Belarusian authorities expect economic growth to resume due to oil refining modernisation

The situation has not changed
Belarusian authorities expect economic growth to resume due to oil refining modernisation

The president regards the oil industry as a critical factor in preserving the existing socio-economic model. However, former presidential administration head Kosinets’ appointment as supervisor of the modernisation at Belarusian refineries is unlikely to either to speed up the modernisation, or retain the share of oil refining in GDP and export proceeds.

At a meeting on strategic development of the Belarusian oil refinery President Lukashenka talked, inter alia, about tasks assigned to the recently appointed Presidential Aid Alexander Kosinets.

The Belarusian leadership has criticised delays with the technical re-equipment at the Belarusian refineries in the context of failed modernisation projects in order to dilute the responsibility for derailed plans. Indeed, many modernisation initiatives in the Belarusian industry had been derailed due to miscalculations by the state administration (e.g. cement production and woodworking).

The authorities aimed to complete the technical re-equipment at the refinery in 2016, however, these plans had been derailed, most likely to due to the cuts in the Russian oil supplies (by circa 20%) amid the oil and gas dispute, which lowered revenues from petrochemical sales; and due to the fall in oil prices on the world market. That said, the oil and gas dispute lasted for a while due to the Belarusian authorities’ refusal to agree to Russian terms. In addition, Belarus lacks own funds for the modernisation and has a critical attitude towards tied Chinese loans. In fact, some modernisation failures in the cement industry were due to the poor quality of the supplied Chinese equipment.

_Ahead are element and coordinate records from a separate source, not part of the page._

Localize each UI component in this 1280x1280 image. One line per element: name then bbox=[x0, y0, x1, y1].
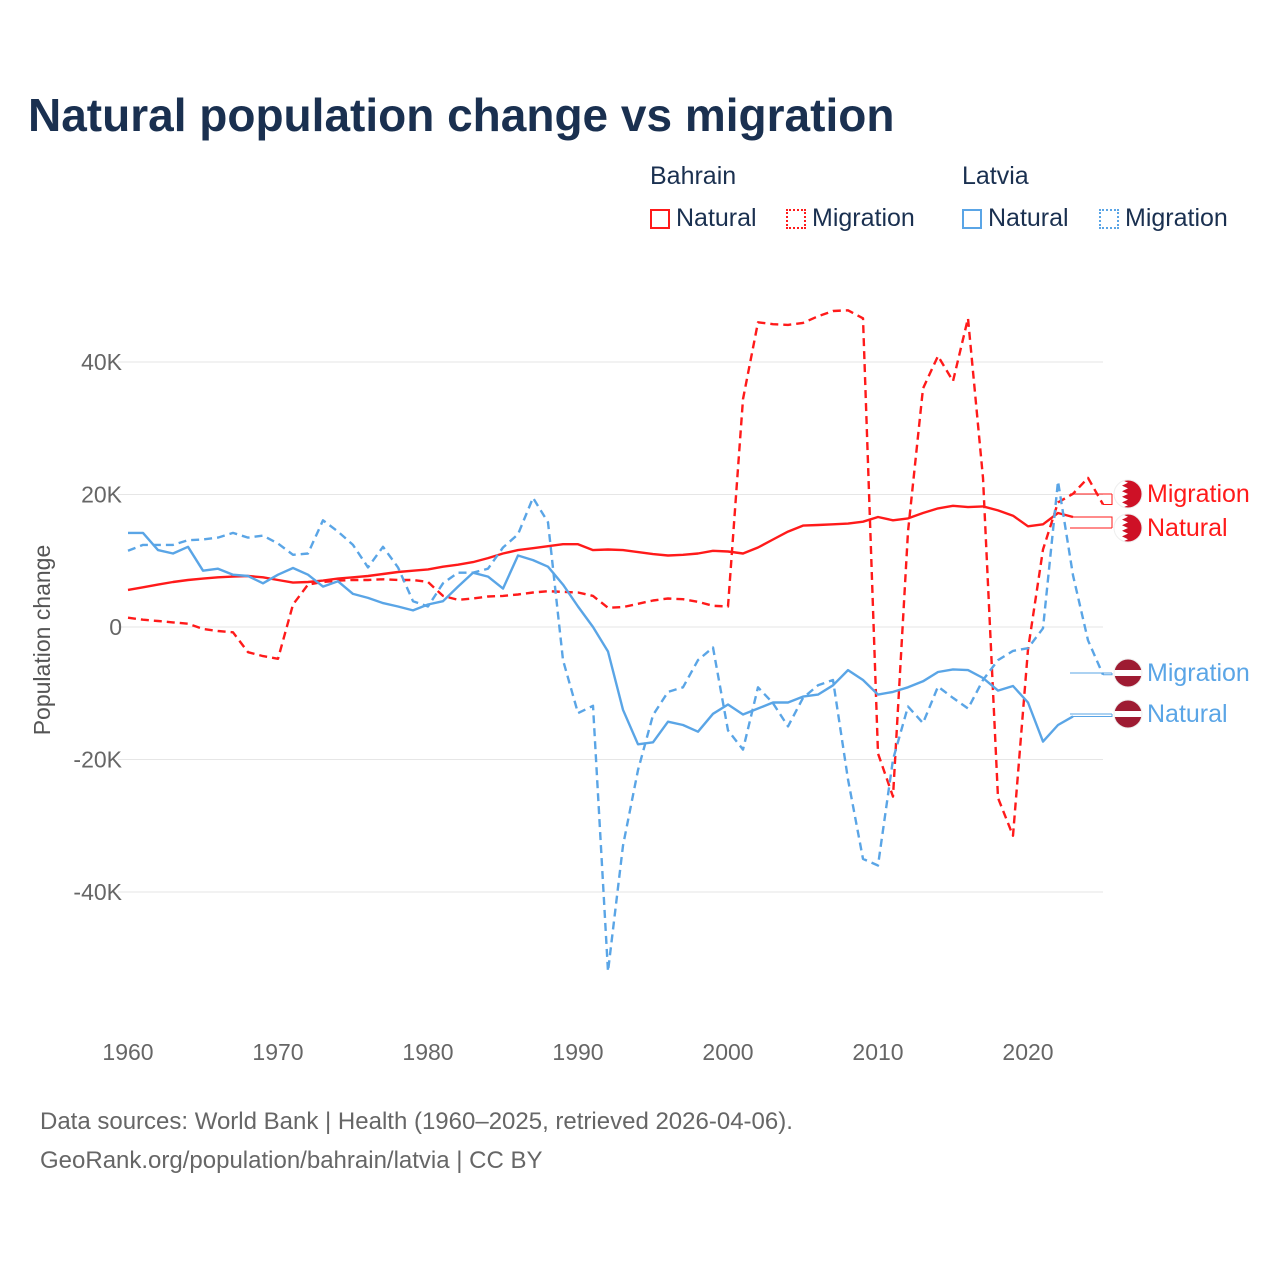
series-line-bahrain-migration[interactable] bbox=[127, 309, 1105, 837]
latvia-flag-icon bbox=[1113, 658, 1143, 688]
legend-swatch-dotted-icon bbox=[1099, 208, 1119, 229]
legend-label: Natural bbox=[676, 204, 757, 232]
legend-item-bahrain-natural[interactable]: Natural bbox=[650, 204, 757, 233]
legend-label: Natural bbox=[988, 204, 1069, 232]
y-axis-label: Population change bbox=[29, 545, 55, 736]
label-connector bbox=[1073, 714, 1113, 717]
y-tick-label: -40K bbox=[73, 879, 122, 905]
series-line-latvia-migration[interactable] bbox=[127, 480, 1105, 973]
label-connector bbox=[1103, 673, 1113, 676]
footer-link[interactable]: GeoRank.org/population/bahrain/latvia | … bbox=[40, 1147, 543, 1174]
legend-swatch-solid-icon bbox=[650, 208, 670, 229]
legend-item-latvia-migration[interactable]: Migration bbox=[1099, 204, 1228, 233]
latvia-flag-icon bbox=[1113, 699, 1143, 729]
label-connector bbox=[1073, 516, 1113, 528]
series-line-bahrain-natural[interactable] bbox=[127, 504, 1074, 592]
label-connector bbox=[1103, 494, 1113, 505]
y-tick-label: 40K bbox=[81, 349, 123, 375]
x-tick-label: 2020 bbox=[1002, 1039, 1053, 1065]
legend-item-latvia-natural[interactable]: Natural bbox=[962, 204, 1069, 233]
series-line-latvia-natural[interactable] bbox=[128, 531, 1074, 746]
legend-label: Migration bbox=[812, 204, 915, 232]
chart-title: Natural population change vs migration bbox=[28, 89, 895, 141]
x-tick-label: 2010 bbox=[852, 1039, 903, 1065]
legend-item-bahrain-migration[interactable]: Migration bbox=[786, 204, 915, 233]
y-tick-label: 20K bbox=[81, 482, 123, 508]
x-tick-label: 1990 bbox=[552, 1039, 603, 1065]
series-end-label: Natural bbox=[1147, 700, 1228, 728]
y-tick-label: 0 bbox=[109, 614, 122, 640]
legend-label: Migration bbox=[1125, 204, 1228, 232]
series-end-label: Migration bbox=[1147, 659, 1250, 687]
x-tick-label: 1980 bbox=[402, 1039, 453, 1065]
legend-swatch-dotted-icon bbox=[786, 208, 806, 229]
series-end-label: Natural bbox=[1147, 514, 1228, 542]
legend-group-latvia: Latvia bbox=[962, 162, 1029, 190]
footer-sources: Data sources: World Bank | Health (1960–… bbox=[40, 1108, 793, 1135]
series-end-label: Migration bbox=[1147, 480, 1250, 508]
x-tick-label: 1970 bbox=[252, 1039, 303, 1065]
bahrain-flag-icon bbox=[1113, 513, 1143, 543]
y-tick-label: -20K bbox=[73, 747, 122, 773]
bahrain-flag-icon bbox=[1113, 479, 1143, 509]
legend-swatch-solid-icon bbox=[962, 208, 982, 229]
x-tick-label: 1960 bbox=[102, 1039, 153, 1065]
legend-group-bahrain: Bahrain bbox=[650, 162, 737, 190]
x-tick-label: 2000 bbox=[702, 1039, 753, 1065]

The president regards the oil industry as the key element in preserving the existing socio-economic model. In the 2000s, thanks to oil and gas rents, Belarus saw an economic boom, which allowed the authorities to talk about a unique social and economic model built by the country’s first president and ensure the state aid to other low-profit (and unprofitable) economic sectors. The new assistant to the president and former head of the presidential administration Kosinets is one of the most loyal executives in Lukashenka’s circle. Perhaps, the president expects that Kosinets, being an outsider in the petrochemical industry, would be able to take oil workers in hand. That said, while serving as the head of the Vitebsk region, Kosinets had failed to ensure the successful modernisation at the Vitebskdrev woodworking.

Overall, the Belarusian leadership expects the oil prices on the world market to go up, which would allow to preserve the Belarusian economy unreformed.